Speziell erklärte Cardone, dass, wenn Gordons Behauptung zutrifft, dann Ripple, seine Stakeholder, sein Managementteam und XRP-Halter die größten Verlierer sind.

Darüber hinaus wies Cardone darauf hin, dass Ripple bisher keine strategische XRP-Reserve eingerichtet hat, trotz laufender Behauptungen über den realen Wert des Tokens, die das Interesse von Wall Street geweckt haben. Seiner Ansicht nach wirft die aktuelle Strategie von Ripple Fragen zu ihrem Vertrauen in XRP auf.

Cardone deutete sogar an, dass etwas Ripple daran hindern könnte, eine strategische XRP-Reserve zu schaffen – doch niemand fragt, warum.

„Warum haben Ihre Führungskräfte keine strategische XRP-Reserve für Ripple geschaffen?“ fragte er.

XRP-Armee reagiert

Bemerkenswert ist, dass dies nicht das erste Mal ist, dass Cardone diese Frage aufwirft. Letzten Monat betonte er, dass Ripple eine XRP-Reserve geschaffen hätte, wenn es geglaubt hätte, dass der Token einige der weit verbreiteten Spekulationspreise erreichen könnte, wie zum Beispiel 8.000 $ pro Coin.

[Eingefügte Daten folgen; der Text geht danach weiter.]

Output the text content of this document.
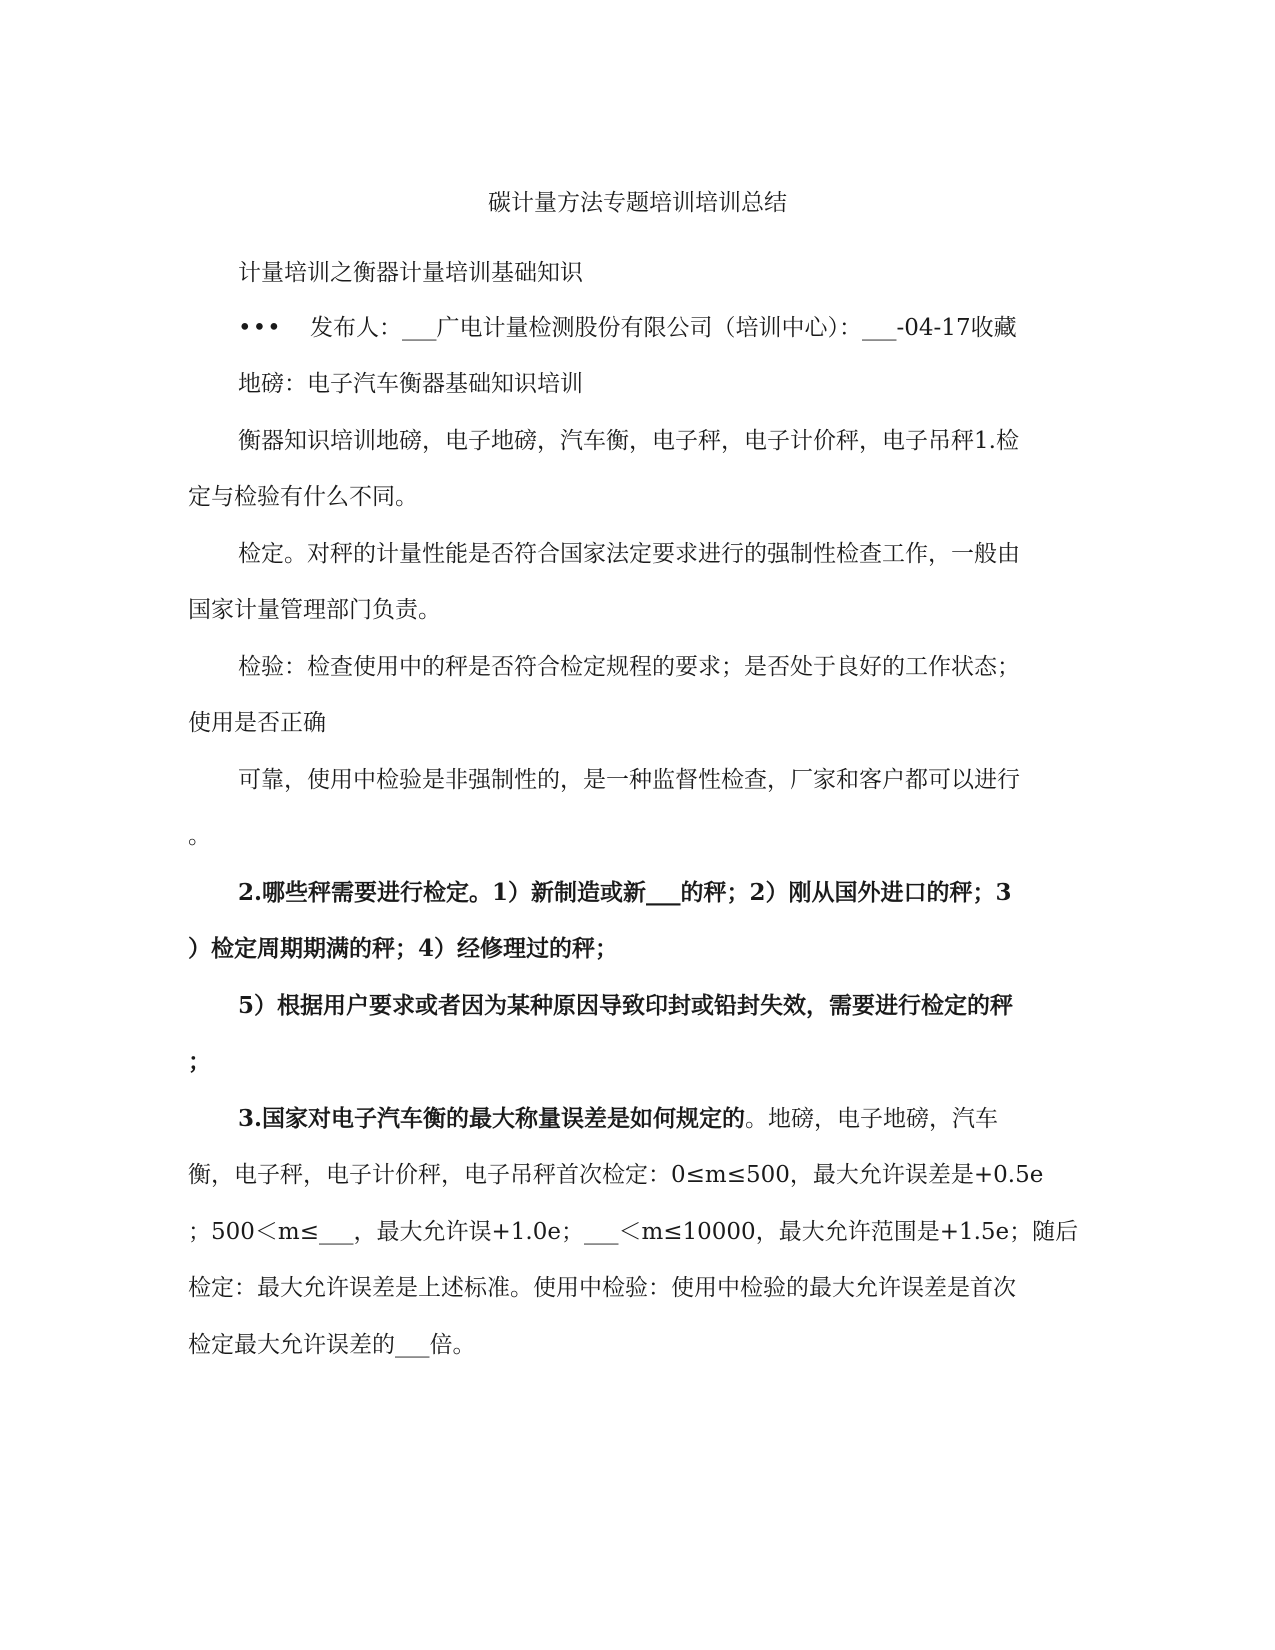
碳计量方法专题培训培训总结
计量培训之衡器计量培训基础知识
••• 发布人：___广电计量检测股份有限公司（培训中心）：___-04-17收藏
地磅：电子汽车衡器基础知识培训
衡器知识培训地磅，电子地磅，汽车衡，电子秤，电子计价秤，电子吊秤1.检
定与检验有什么不同。
检定。对秤的计量性能是否符合国家法定要求进行的强制性检查工作，一般由
国家计量管理部门负责。
检验：检查使用中的秤是否符合检定规程的要求；是否处于良好的工作状态；
使用是否正确
可靠，使用中检验是非强制性的，是一种监督性检查，厂家和客户都可以进行
。
2.哪些秤需要进行检定。1）新制造或新___的秤；2）刚从国外进口的秤；3
）检定周期期满的秤；4）经修理过的秤；
5）根据用户要求或者因为某种原因导致印封或铅封失效，需要进行检定的秤
；
3.国家对电子汽车衡的最大称量误差是如何规定的。地磅，电子地磅，汽车
衡，电子秤，电子计价秤，电子吊秤首次检定：0≤m≤500，最大允许误差是+0.5e
；500＜m≤___，最大允许误+1.0e；___＜m≤10000，最大允许范围是+1.5e；随后
检定：最大允许误差是上述标准。使用中检验：使用中检验的最大允许误差是首次
检定最大允许误差的___倍。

Er machte diese Aussage, nachdem die Aktien des Ethereum-fokussierten Unternehmens SharpLink Gaming nach dem Handel um 73 % gefallen waren, was einige Enthusiasten dazu brachte, XRP als zuverlässiges Reservevermögen zu bewerben.

Die Bemerkungen von Cardone heben hervor, was einige als Inkonsistenz unter den Kritikern von XRP und Ripple ansehen. Sie haben lange Ripple für die Kontrolle über XRP durch ihre großen Treuhandbestände kritisiert. Doch gleichzeitig fordern sie das Unternehmen auf, eine strategische Reserve für den Token zu schaffen.

Der pro-XRP-Anwalt Bill Morgan teilte dieses Gefühl in seiner Antwort auf das Gespräch. Er sagte, solche Kritiken stellten Ripple als problematisch dar, weil es zu viel XRP halte, fordern aber gleichzeitig, dass es noch mehr hält.

Morgan fügte hinzu, dass XRP konsequent die Logik der Bitcoin-Maximalisten herausgefordert hat und unter den Top 10 der Kryptowährungen nach Marktkapitalisierung geblieben ist.

In der Zwischenzeit haben mehrere börsennotierte Unternehmen, darunter Trident Digital, VivoPower und Webus International, Pläne angekündigt, XRP als Schatzvermögen zu halten.

Haftungsausschluss:

Dieser Inhalt ist informativ und sollte nicht als Finanzberatung angesehen werden. Die in diesem Artikel geäußerten Ansichten können die persönlichen Meinungen des Autors enthalten und spiegeln nicht @Lachakari_Crypto die Meinung wider. Die Leser werden ermutigt, gründliche Recherchen durchzuführen, bevor sie Investitionsentscheidungen treffen. @Lachakari_Crypto ist nicht verantwortlich für finanzielle Verluste.